Esta notable obra de gobierno permite fácilmente comprender la popularidad de que gozó Claudio desde su entronización. Sin embargo, ello no impidió que al final el inseguro y asustadizo emperador muriera víctima de una de las conspiraciones que tanto había temido, traicionado por una de las personas en las que había depositado su confianza: su esposa Agripina.

Prácticamente todos los historiadores antiguos afirman que Claudio murió envenenado por su última esposa, Agripina. Las circunstancias en las que se produjo su fallecimiento varían según los autores, aunque la opinión más repetida es que se debió a una seta envenenada que Agripina hizo servir a su marido. La muerte fue ocultada al pueblo durante algunos días, mientras se preparaba la sucesión de Nerón, hijo de un matrimonio anterior de Agripina.

Según Suetonio, la conspiración contra Claudio terminó de fraguarse cuando el emperador, arrepentido de haber adoptado a Nerón, se decantó por su hijo Británico como su sucesor y redactó un testamento sellado y firmado por los magistrados, pero que nunca llegaría a leerse. Agripina se
adelantó entonces a darle muerte, aprovechando la ausencia por enfermedad de Narciso, el leal liberto de Claudio.
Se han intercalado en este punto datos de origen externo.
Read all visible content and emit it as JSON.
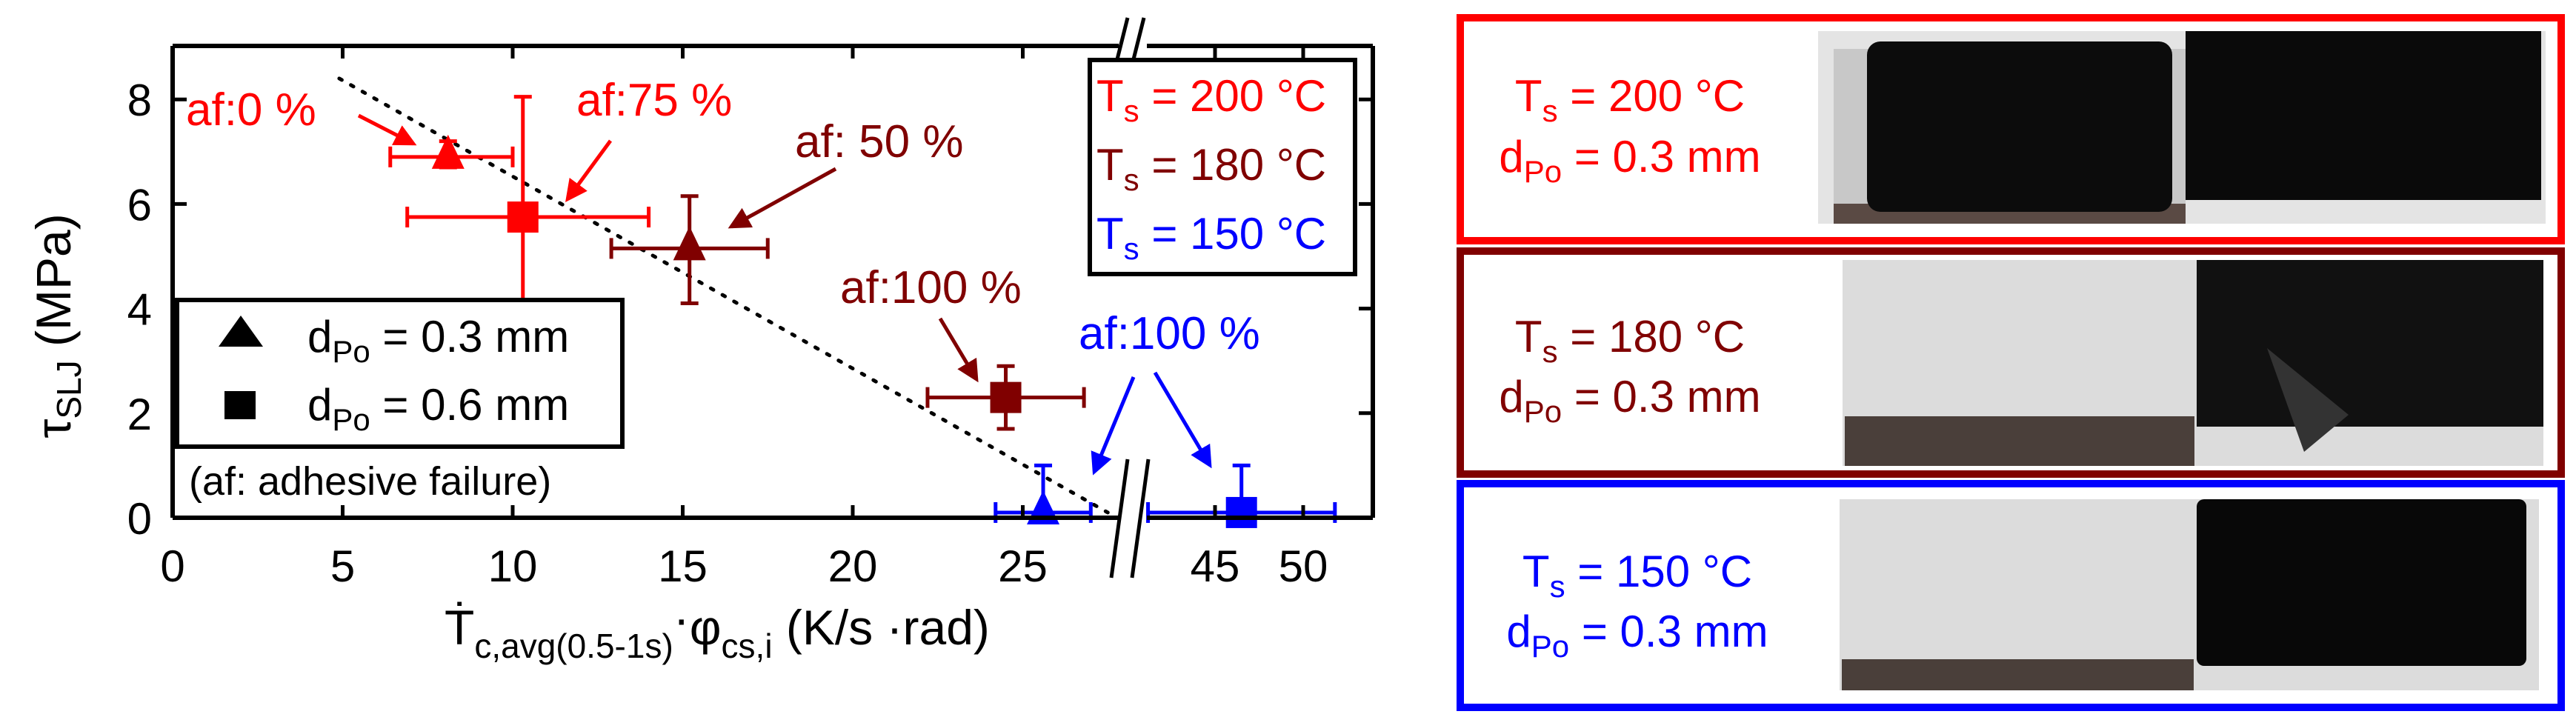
{
  "chart_data": {
    "type": "scatter",
    "xlabel": {
      "main": "Ṫ",
      "sub1": "c,avg(0.5-1s)",
      "dot": "·",
      "phi": "φ",
      "sub2": "cs,i",
      "unit": " (K/s ·rad)"
    },
    "ylabel": {
      "main": "τ",
      "sub": "SLJ",
      "unit": " (MPa)"
    },
    "xlim": [
      0,
      52
    ],
    "x_axis_break": [
      28,
      43
    ],
    "ylim": [
      0,
      8.8
    ],
    "x_ticks": [
      "0",
      "5",
      "10",
      "15",
      "20",
      "25",
      "45",
      "50"
    ],
    "x_tick_values": [
      0,
      5,
      10,
      15,
      20,
      25,
      45,
      50
    ],
    "y_ticks": [
      "0",
      "2",
      "4",
      "6",
      "8"
    ],
    "y_tick_values": [
      0,
      2,
      4,
      6,
      8
    ],
    "colors": {
      "200": "#ff0000",
      "180": "#800000",
      "150": "#0000ff",
      "black": "#000000"
    },
    "points": [
      {
        "series": "200",
        "marker": "triangle",
        "x": 8.1,
        "y": 6.9,
        "xerr": [
          6.4,
          10.0
        ],
        "yerr": [
          6.7,
          7.2
        ]
      },
      {
        "series": "200",
        "marker": "square",
        "x": 10.3,
        "y": 5.75,
        "xerr": [
          6.9,
          14.0
        ],
        "yerr": [
          3.45,
          8.05
        ]
      },
      {
        "series": "180",
        "marker": "triangle",
        "x": 15.2,
        "y": 5.15,
        "xerr": [
          12.9,
          17.5
        ],
        "yerr": [
          4.1,
          6.15
        ]
      },
      {
        "series": "180",
        "marker": "square",
        "x": 24.5,
        "y": 2.3,
        "xerr": [
          22.2,
          26.8
        ],
        "yerr": [
          1.7,
          2.9
        ]
      },
      {
        "series": "150",
        "marker": "triangle",
        "x": 25.6,
        "y": 0.1,
        "xerr": [
          24.2,
          27.0
        ],
        "yerr": [
          0.1,
          1.0
        ]
      },
      {
        "series": "150",
        "marker": "square",
        "x": 46.5,
        "y": 0.1,
        "xerr": [
          41.2,
          51.8
        ],
        "yerr": [
          0.1,
          1.0
        ]
      }
    ],
    "trend_line": {
      "style": "dotted",
      "from": [
        4.9,
        8.4
      ],
      "to": [
        27.5,
        0.1
      ]
    },
    "annotations": [
      {
        "text": "af:0 %",
        "color": "200"
      },
      {
        "text": "af:75 %",
        "color": "200"
      },
      {
        "text": "af: 50 %",
        "color": "180"
      },
      {
        "text": "af:100 %",
        "color": "180"
      },
      {
        "text": "af:100 %",
        "color": "150"
      },
      {
        "text": "(af: adhesive failure)",
        "color": "black"
      }
    ],
    "legend_markers": [
      {
        "marker": "triangle",
        "label_main": "d",
        "label_sub": "Po",
        "label_rest": " = 0.3 mm"
      },
      {
        "marker": "square",
        "label_main": "d",
        "label_sub": "Po",
        "label_rest": " = 0.6 mm"
      }
    ],
    "legend_temps": [
      {
        "main": "T",
        "sub": "s",
        "rest": " = 200 °C",
        "color": "200"
      },
      {
        "main": "T",
        "sub": "s",
        "rest": " = 180 °C",
        "color": "180"
      },
      {
        "main": "T",
        "sub": "s",
        "rest": " = 150 °C",
        "color": "150"
      }
    ],
    "legend_placement": {
      "markers": "lower-left",
      "temps": "top-right"
    },
    "grid": false
  },
  "panels": [
    {
      "t_main": "T",
      "t_sub": "s",
      "t_rest": " = 200 °C",
      "d_main": "d",
      "d_sub": "Po",
      "d_rest": " = 0.3 mm",
      "color": "#ff0000"
    },
    {
      "t_main": "T",
      "t_sub": "s",
      "t_rest": " = 180 °C",
      "d_main": "d",
      "d_sub": "Po",
      "d_rest": " = 0.3 mm",
      "color": "#800000"
    },
    {
      "t_main": "T",
      "t_sub": "s",
      "t_rest": " = 150 °C",
      "d_main": "d",
      "d_sub": "Po",
      "d_rest": " = 0.3 mm",
      "color": "#0000ff"
    }
  ]
}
El propio emperador tenía conciencia de la proximidad de su fin. Esto ha hecho pensar a algunos que Claudio, enfermo y hastiado, se prestó a tal muerte, en una especie de suicidio asistido. El emperador sabía que la decisión de apoyar a Británico podría conducirle a la muerte; aun así, en un gesto de valentía impropio en él, decidió actuar con rectitud devolviendo el trono al hijo nacido de su sangre y de su amada Mesalina. De nada sirvió; Las artimañas de Agripina y sus colaboradores elevaron al trono a Nerón, quien poco tiempo después ordenó la muerte de Británico. Pero quizá Claudio murió con la conciencia tranquila.